Practical Tips for Planning Ambleside Online

Before you read further, I want to note that the purpose of this post is to share how I plan our Ambleside curriculum but not implementation of all the moving parts of Ambleside. I’ll follow up in other blog posts.

We’re almost finished with Term 2 of Year 4 with Ambleside online. We’ve been using Ambleside since my daughter was in year 1 and I can honestly say, the scheduling gets easier the longer you spend on the curriculum.

Despite my feeling secure in scheduling, I have felt overwhelmed by looking at the schedule and booklist. I’ve also made plenty of mistakes when it comes to Ambleside. This has helped me formulate a method that helps me plan out our year with a little more ease.

Ambleside Online is broken into three areas: Weekly readings, daily work, and weekly work.

-Break everything into groups: Looking at the weekly Ambleside schedule can feel daunting. There are a lot of books to work through and when you apply short lessons, you can find yourself feeling pressed for time. I break our readings into groups by color. All of our history readings are grouped together; science, loop, morning time, and Ambleside readings. This helps me schedule things out for the week.

-Plan your readings for your specific blocks: Once I’ve grouped our readings, I fit them into the schedule based on the blocks of time that we have during the day. Science readings are planned during science time, history readings during the history block, and Ambleside readings are scheduled during our Ambleside block. Some books we use audio books and I assign my daughter independent readings. It helps me to plan the same readings for the same day. We always read The Storybook of Science on Monday and Wednesday during Science. Abigail Adams Biography is read on Wednesday and we end our history week with This Country of Ours. Having the structure of the week helps me know that we will get to all our readings during the week without bogging things down too much.

-Group your weekly activities that coordinate well together: For the sake of planning, I group artist study, composer study, and architecture study together on Thursday afternoon during our afternoon tea. This helps me check off items on our list without fitting them into the school day. I found last year, when we were pressed for time, I would cut our beauty subjects out of the day.

-Utilize Morning Time: While hymns and folksongs are weekly work in Ambleside, we do them daily during morning time with our assigned poet, a devotional, recitation, devotional, and foreign language recitations.
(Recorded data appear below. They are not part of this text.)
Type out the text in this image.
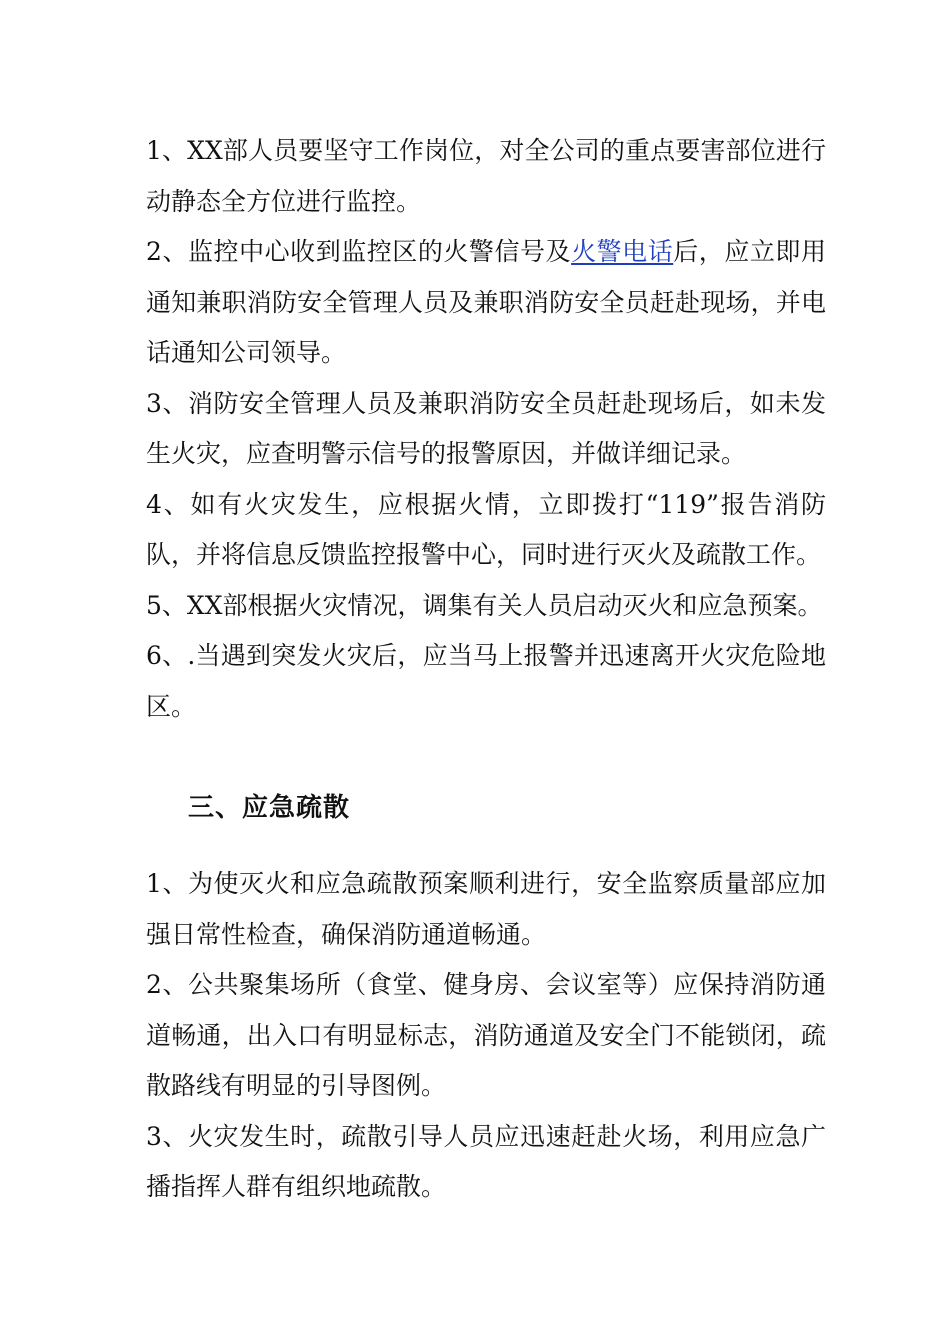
1、XX部人员要坚守工作岗位，对全公司的重点要害部位进行动静态全方位进行监控。

2、监控中心收到监控区的火警信号及火警电话后，应立即用通知兼职消防安全管理人员及兼职消防安全员赶赴现场，并电话通知公司领导。

3、消防安全管理人员及兼职消防安全员赶赴现场后，如未发生火灾，应查明警示信号的报警原因，并做详细记录。

4、如有火灾发生，应根据火情，立即拨打“119”报告消防队，并将信息反馈监控报警中心，同时进行灭火及疏散工作。

5、XX部根据火灾情况，调集有关人员启动灭火和应急预案。

6、.当遇到突发火灾后，应当马上报警并迅速离开火灾危险地区。

三、应急疏散

1、为使灭火和应急疏散预案顺利进行，安全监察质量部应加强日常性检查，确保消防通道畅通。

2、公共聚集场所（食堂、健身房、会议室等）应保持消防通道畅通，出入口有明显标志，消防通道及安全门不能锁闭，疏散路线有明显的引导图例。

3、火灾发生时，疏散引导人员应迅速赶赴火场，利用应急广播指挥人群有组织地疏散。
This helps me meet our exam requirements during the term and check off a couple of readings for the day.

-Have a loop schedule: One block of time during our day is devoted to a loop schedule. I have 4 assignments that fit into this block of time, Geography, map drills, Plutarch, and Shakespeare. Ideally, we would accomplish every single subject every single week, but it doesn’t often work that way.

1: Geography
2: Plutarch
3: Map Drills
4: Shakespeare


Instead of scheduling things on a particular day I loop through our subjects, picking up where we left off. If we miss a Shakespeare lesson one day, we just pick it up the next and continue through our loop. This type of routine required me to take the pressure off myself to keep to a particular schedule. In time I’ve learned that everything gets done each term.
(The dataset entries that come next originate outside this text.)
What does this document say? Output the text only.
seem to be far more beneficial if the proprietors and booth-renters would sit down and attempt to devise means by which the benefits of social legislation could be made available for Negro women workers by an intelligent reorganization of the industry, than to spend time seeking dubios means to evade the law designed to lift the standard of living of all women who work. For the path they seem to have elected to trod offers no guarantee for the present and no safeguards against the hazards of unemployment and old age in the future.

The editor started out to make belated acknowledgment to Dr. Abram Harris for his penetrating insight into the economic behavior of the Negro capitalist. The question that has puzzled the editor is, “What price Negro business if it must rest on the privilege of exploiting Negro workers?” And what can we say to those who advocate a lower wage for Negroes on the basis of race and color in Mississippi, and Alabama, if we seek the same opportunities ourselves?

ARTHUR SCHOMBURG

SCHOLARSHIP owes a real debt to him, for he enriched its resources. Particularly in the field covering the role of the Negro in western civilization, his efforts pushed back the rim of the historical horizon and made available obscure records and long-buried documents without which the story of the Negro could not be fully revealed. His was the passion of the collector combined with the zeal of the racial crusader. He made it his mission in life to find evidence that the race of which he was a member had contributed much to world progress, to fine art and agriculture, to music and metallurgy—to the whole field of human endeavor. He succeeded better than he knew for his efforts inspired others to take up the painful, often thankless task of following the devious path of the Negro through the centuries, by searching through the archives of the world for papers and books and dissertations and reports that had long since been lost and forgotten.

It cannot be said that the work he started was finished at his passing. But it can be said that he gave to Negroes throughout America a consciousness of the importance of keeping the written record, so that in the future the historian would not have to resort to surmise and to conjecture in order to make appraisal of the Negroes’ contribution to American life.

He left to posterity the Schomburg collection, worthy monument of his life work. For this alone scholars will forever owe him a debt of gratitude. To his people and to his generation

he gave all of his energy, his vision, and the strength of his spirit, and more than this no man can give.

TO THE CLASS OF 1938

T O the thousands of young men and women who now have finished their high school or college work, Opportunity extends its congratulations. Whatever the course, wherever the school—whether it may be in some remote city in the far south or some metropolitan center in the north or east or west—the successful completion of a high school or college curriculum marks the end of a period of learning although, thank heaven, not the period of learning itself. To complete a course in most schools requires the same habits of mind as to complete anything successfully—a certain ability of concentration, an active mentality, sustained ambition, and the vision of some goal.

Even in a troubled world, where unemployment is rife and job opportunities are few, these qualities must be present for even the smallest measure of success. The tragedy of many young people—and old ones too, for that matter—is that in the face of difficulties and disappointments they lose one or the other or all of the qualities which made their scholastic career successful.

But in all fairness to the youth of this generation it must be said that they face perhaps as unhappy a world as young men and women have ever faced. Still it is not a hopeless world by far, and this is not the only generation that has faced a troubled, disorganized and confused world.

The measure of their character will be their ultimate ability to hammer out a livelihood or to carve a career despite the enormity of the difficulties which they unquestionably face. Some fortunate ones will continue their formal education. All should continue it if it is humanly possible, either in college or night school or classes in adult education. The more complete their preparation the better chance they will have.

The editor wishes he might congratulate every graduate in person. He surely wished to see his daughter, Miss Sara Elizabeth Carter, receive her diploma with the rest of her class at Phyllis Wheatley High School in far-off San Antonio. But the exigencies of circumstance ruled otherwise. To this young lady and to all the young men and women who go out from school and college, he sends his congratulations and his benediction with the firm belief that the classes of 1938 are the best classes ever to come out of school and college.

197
-All other weekly work is paired with a particular reading: This year, N is doing one weekly written narration based on a book she chooses. She does oral narrations for every reading. Our history timeline is paired with one of our history readings, and we pair science note-booking with a science activity during the week. We complete things like copy work, dictation, and grammar during our Language Arts block.

-Use Rest Time: My son takes a rest time every day. During this time of day my daughter works on her handicraft (if she’s proficient at it), does 20 minutes of reading from her free reading list, practices piano, listens to a Spanish podcast (usually while doing handicraft), and has a drawing lesson. She then has time in the day to do with as she wishes. Usually she plays outside, does something creative, or works on a science experiment.

During our first year of Ambleside online, I tried to plan a little bit of reading from every book, every day. After a term of trying to maintain this schedule, I felt exhausted and couldn’t understand how everyone managed such a rigorous schedule. It turns out, I was making things incredibly difficult for myself. Since adapting and adjusting the way I schedule our days, Ambleside has become much more manageable and enjoyable for us.